Wiro kembali memperhatikan keadaan sekitar lembah. Selain burung-burung belibis, bebatuan dan pohon-pohon berdaun merah, tak ada benda lain yang dilihatnya.

"Aku harus berteriak memanggil jahanam itu!" pikir Wiro. Maka dia kerahkan tenaga dalam lalu berteriak.

"Tawang Alu! Dimana kau?! Jangan sembunyi! Perlihatkan dirimu!"

Suara teriakan Wiro mengumandang di seantero lembah, bergaung panjang. Cukup lama baru lenyap. Tak ada jawaban, tak ada gerakan. Wiro kembali berteriak. Sampai tiga kali. Dia jadi kesal sendiri.

"Jahanam! Agaknya aku harus memeriksa setiap sudut lembah ini!" Wiro memaki. Dia melompat ke satu batu besar. Dari atas batu dia memandang berkeliling. Tiba-tiba bola matanya membesar. Di kejauhan di sebelah timur sana dia melihat kelompok batu-batu bersusun membentuk dinding, panjang tiga tombak tinggi dua tombak. Dari sela-sela batu kelihatan asap mengepul tipis.

"Ada asap berarti ada api. Ada api berarti ada manusia di tempat itu!" Tanpa tunggu lebih lama Wiro segera lari ke arah susunan bebatuan. Dia sengaja melompat dari satu batu ke batu lain.

Di depan dinding susunan batu Wiro berhenti. Memperhatikan setiap sudut sambil kerahkan tenaga dalam ke tangan kanan. Dia harus berlaku waspada. Bukan mustahil tiba-tiba saja dia dibokong orang. Kepulan asap ternyata berasal dari balik susunan batu.

"Aku harus menyelidik ke belakang dinding batu ini!" Wiro melompat ke kiri, ke arah susunan batu paling rendah. Dari sini dia naik ke susunan batu yang lebih tinggi- Di tempat paling tinggi, ketika dia me-mandang ke bawah, kelihatan sebuah goa batu. Ternyata asap yang menembus susunan dinding batu berasal dan keluar dari dalam goa ini.

"Pasti bangsat itu berada di sana! Mudah-mudahan aku tidak terlambat! Kalau Eyang Sinto Gendeng sampai dibunuhnya akan ku kuliti jahanam bernama Tawang Alu itu!"

Wiro menuruni gundukan susunan batu, langsung ke arah mulut goa. Baru saja dia berkelebat turun dan sampai di depan mulut goa tiba-tiba satu suara bergelak mengumandang di tempat itu. Semula Wiro menyangka suara tertawa itu keluar dari dalam goa. Ternyata ketika dia menoleh ke belakang tahu-tahu sosok kakek berjubah hitam bermuka putih Ki Tawang Alu berada di belakangnya, tegak bersandar ke dinding batu.

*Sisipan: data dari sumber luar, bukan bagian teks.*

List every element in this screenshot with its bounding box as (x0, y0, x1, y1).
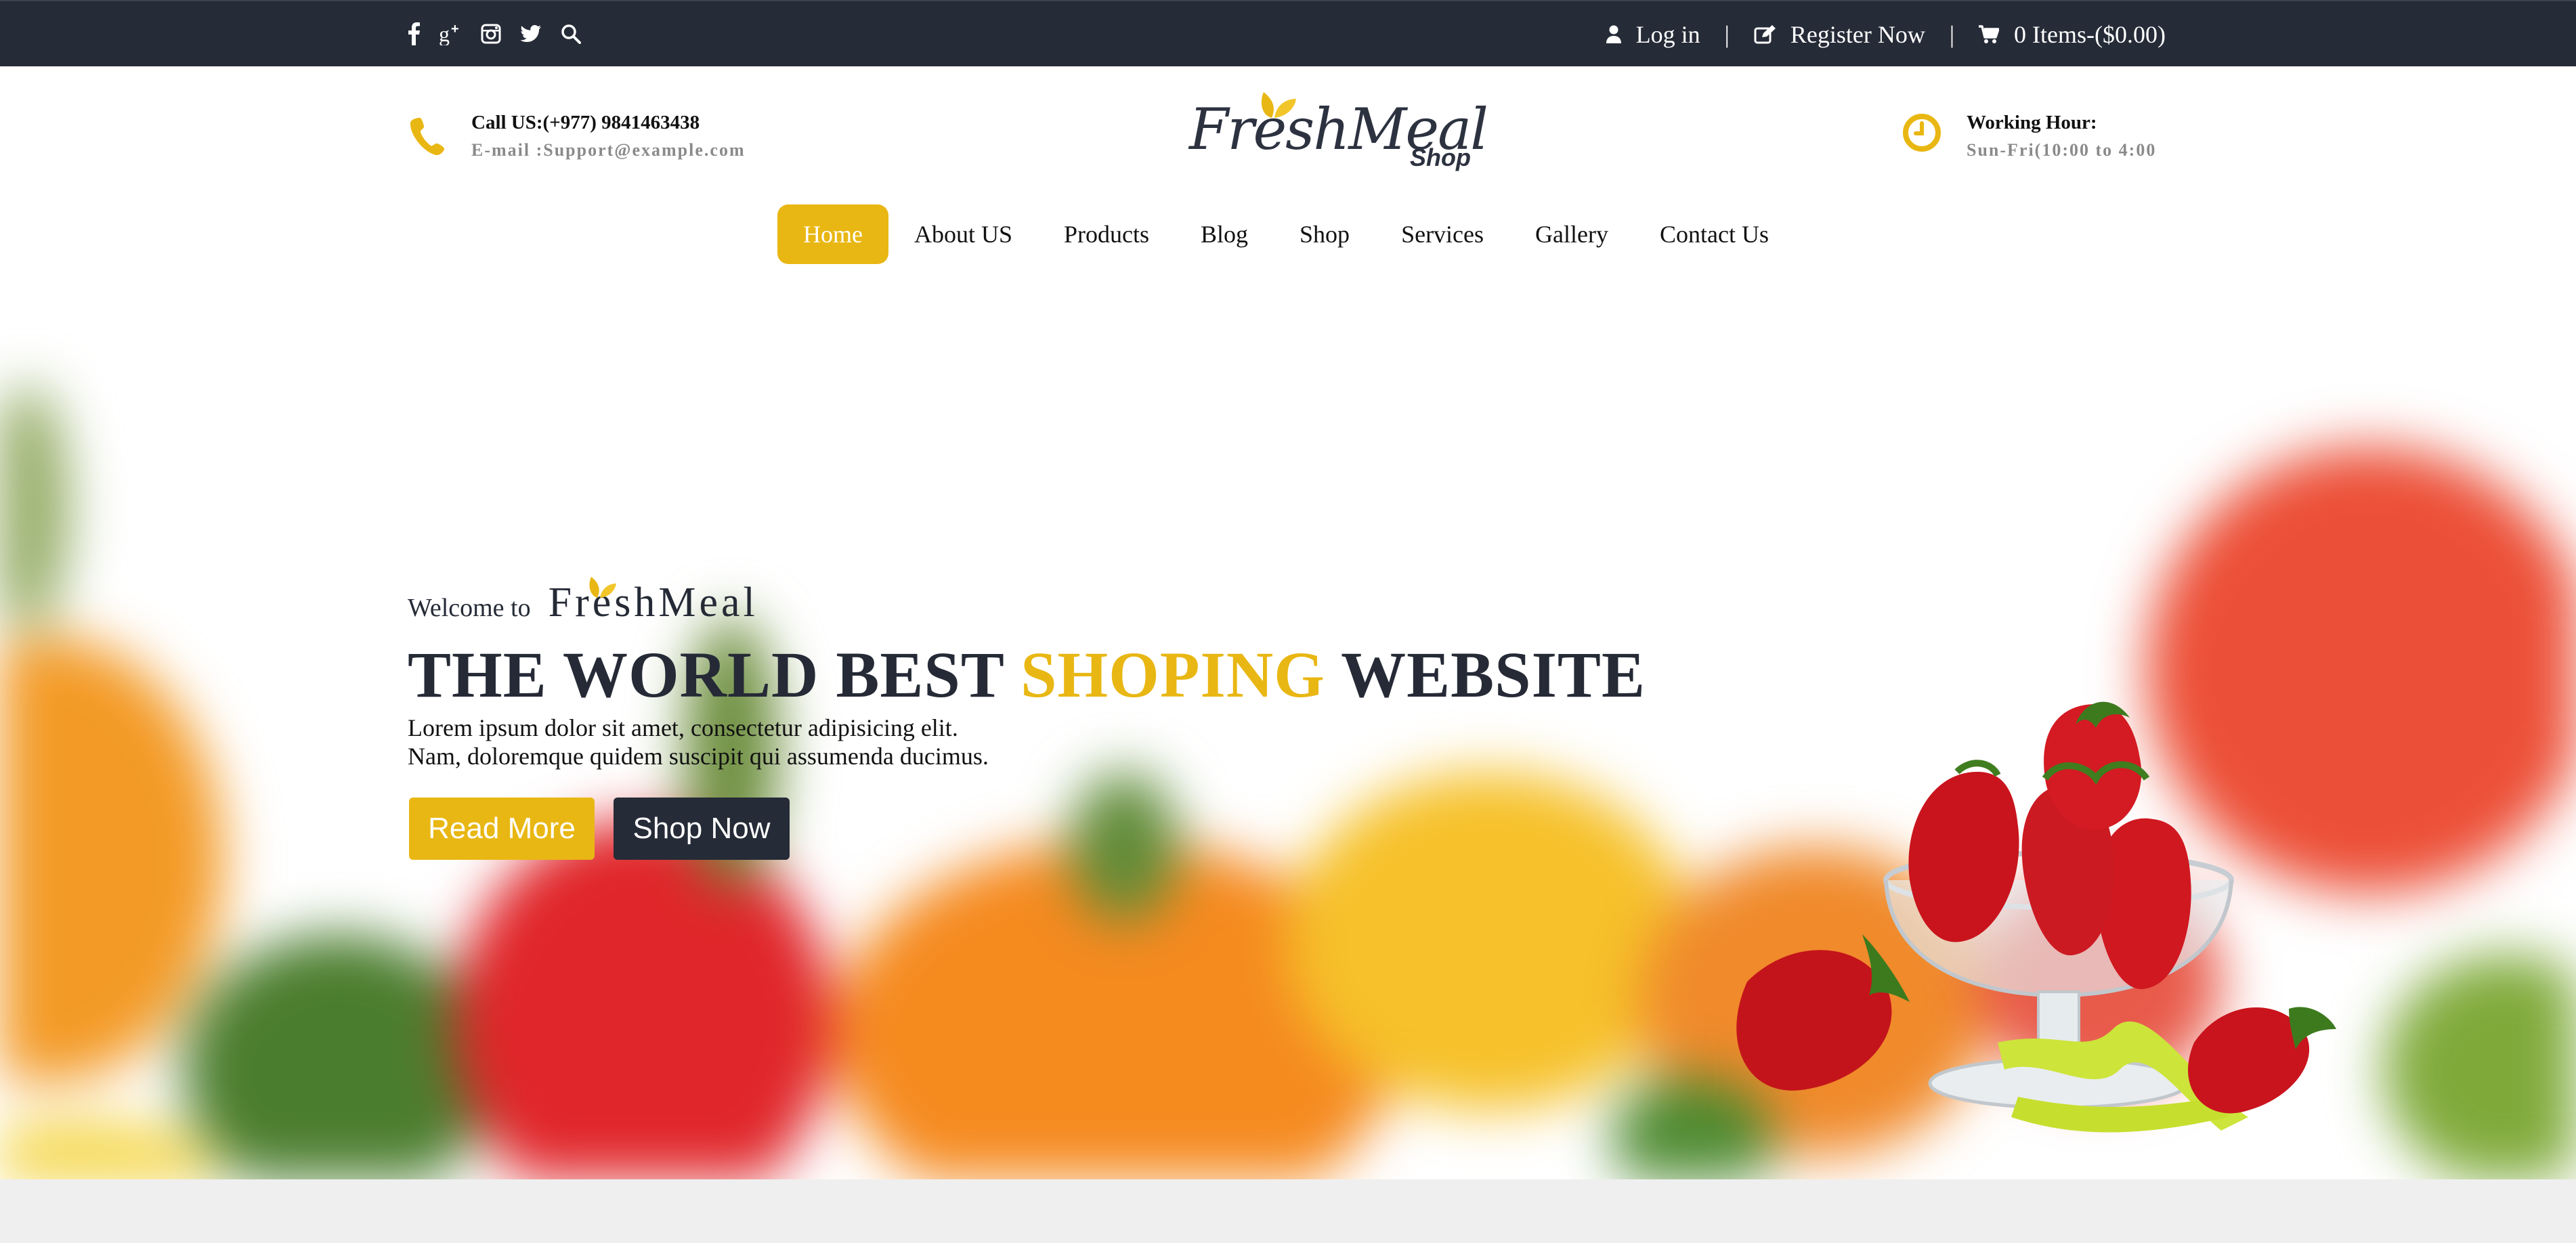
search-icon[interactable] (561, 24, 581, 44)
welcome-text: Welcome to (408, 594, 531, 622)
top-bar: g + Log in | Register Now | 0 Items-($0.… (0, 0, 2576, 66)
login-label: Log in (1635, 21, 1700, 48)
welcome-line: Welcome to FreshMeal (408, 577, 758, 627)
clock-icon (1903, 112, 1945, 161)
brand-text: FreshMeal (548, 580, 758, 626)
site-logo[interactable]: FreshMeal Shop (1185, 81, 1488, 183)
email-address: E-mail :Support@example.com (471, 140, 746, 160)
hero-headline: THE WORLD BEST SHOPING WEBSITE (408, 638, 1646, 712)
nav-item-contact-us[interactable]: Contact Us (1634, 204, 1795, 264)
headline-accent: SHOPING (1021, 638, 1325, 711)
phone-number: Call US:(+977) 9841463438 (471, 112, 700, 133)
svg-text:+: + (451, 22, 459, 37)
shop-now-button[interactable]: Shop Now (614, 798, 790, 860)
edit-icon (1754, 25, 1776, 44)
description-line-2: Nam, doloremque quidem suscipit qui assu… (408, 743, 989, 770)
twitter-icon[interactable] (520, 24, 542, 43)
hero-banner (0, 291, 2576, 1179)
login-link[interactable]: Log in (1606, 20, 1700, 49)
hours-title: Working Hour: (1967, 112, 2097, 133)
nav-item-about-us[interactable]: About US (888, 204, 1038, 264)
nav-item-home[interactable]: Home (777, 204, 888, 264)
cart-link[interactable]: 0 Items-($0.00) (1979, 20, 2166, 49)
hero-description: Lorem ipsum dolor sit amet, consectetur … (408, 714, 989, 770)
nav-item-blog[interactable]: Blog (1175, 204, 1274, 264)
facebook-icon[interactable] (408, 22, 420, 45)
nav-item-services[interactable]: Services (1375, 204, 1509, 264)
strawberry-bowl-image (1736, 701, 2336, 1133)
brand-name: FreshMeal (548, 577, 758, 627)
cart-icon (1979, 25, 2000, 44)
instagram-icon[interactable] (481, 24, 501, 44)
read-more-button[interactable]: Read More (409, 798, 595, 860)
hours-value: Sun-Fri(10:00 to 4:00 (1967, 140, 2157, 160)
phone-icon (408, 112, 450, 161)
leaf-icon (589, 577, 616, 598)
headline-part-1: THE WORLD BEST (408, 638, 1004, 711)
svg-text:g: g (439, 22, 450, 45)
main-navigation: Home About US Products Blog Shop Service… (777, 204, 1795, 264)
description-line-1: Lorem ipsum dolor sit amet, consectetur … (408, 714, 958, 741)
google-plus-icon[interactable]: g + (439, 22, 462, 45)
separator: | (1724, 21, 1730, 48)
nav-item-gallery[interactable]: Gallery (1509, 204, 1634, 264)
headline-part-2: WEBSITE (1341, 638, 1646, 711)
contact-info: Call US:(+977) 9841463438 E-mail :Suppor… (408, 108, 746, 164)
below-hero-strip (0, 1179, 2576, 1243)
nav-item-products[interactable]: Products (1038, 204, 1175, 264)
cart-label: 0 Items-($0.00) (2014, 21, 2166, 48)
register-label: Register Now (1790, 21, 1925, 48)
working-hours: Working Hour: Sun-Fri(10:00 to 4:00 (1903, 108, 2156, 164)
register-link[interactable]: Register Now (1754, 20, 1925, 49)
social-links: g + (408, 19, 581, 49)
separator: | (1949, 21, 1955, 48)
nav-item-shop[interactable]: Shop (1274, 204, 1375, 264)
account-links: Log in | Register Now | 0 Items-($0.00) (1606, 1, 2166, 68)
logo-sub-text: Shop (1410, 144, 1471, 171)
user-icon (1606, 25, 1621, 44)
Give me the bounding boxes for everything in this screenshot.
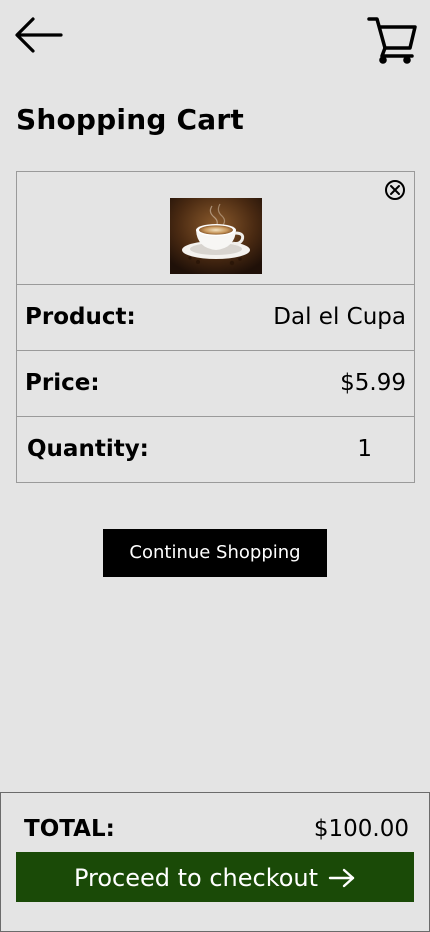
close-circle-icon [385,180,405,200]
quantity-value[interactable]: 1 [357,417,372,482]
total-value: $100.00 [313,816,409,842]
page-title: Shopping Cart [16,103,244,136]
product-label: Product: [25,304,136,330]
product-value: Dal el Cupa [273,304,406,330]
cart-item-card: Product: Dal el Cupa Price: $5.99 Quanti… [16,171,415,483]
back-button[interactable] [14,14,64,58]
remove-item-button[interactable] [384,179,406,201]
price-row: Price: $5.99 [17,351,414,417]
cart-button[interactable] [366,14,418,66]
quantity-row: Quantity: 1 [17,417,414,482]
checkout-footer: TOTAL: $100.00 Proceed to checkout [0,792,430,932]
checkout-label: Proceed to checkout [73,864,319,892]
proceed-to-checkout-button[interactable]: Proceed to checkout [16,852,414,902]
total-label: TOTAL: [24,816,115,842]
product-row: Product: Dal el Cupa [17,285,414,351]
coffee-cup-image [170,198,262,274]
price-value: $5.99 [340,370,406,396]
arrow-left-icon [15,17,63,53]
arrow-right-icon [328,868,355,888]
continue-shopping-button[interactable]: Continue Shopping [103,529,327,577]
price-label: Price: [25,370,100,396]
shopping-cart-icon [367,17,417,64]
top-bar [0,0,430,80]
product-image-cell [17,172,414,285]
quantity-label: Quantity: [27,436,149,462]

"Setan alas! Sembunyi dimana tadi jahanam ini. Mengapa aku tidak melihatnya!" memaki Pendekar 212 Wiro Sableng lalu tangan kanannya mulai dari siku sampai ke ujung jari mendadak berubah putih seperti perak, berkilauan terkena sorotan sang surya.

Ki Tawang Alu tertawa panjang. Mendongak ke langit. Tangan kanannya yang hancur diremukkan Wiro tampak dibalut. Sementara lengan kiri jubahnya kelihatan bergontai-gontai dan masih basah oleh darah. Dalam perkelahian sebelumnya tangan kiri itu telah dibikin buntung oleh Pendekar 212 Wiro Sableng.

"Dua tangannya cidera, tak mungkin dipergunakan. Tapi dia masih bisa petatang-peteteng unjukkan sikap tidak takut padaku. Pasti ada sesuatu yang diandalkan. Lebih baik aku hantam dia sekarang juga!" Wiro gerakkan tangan kanannya.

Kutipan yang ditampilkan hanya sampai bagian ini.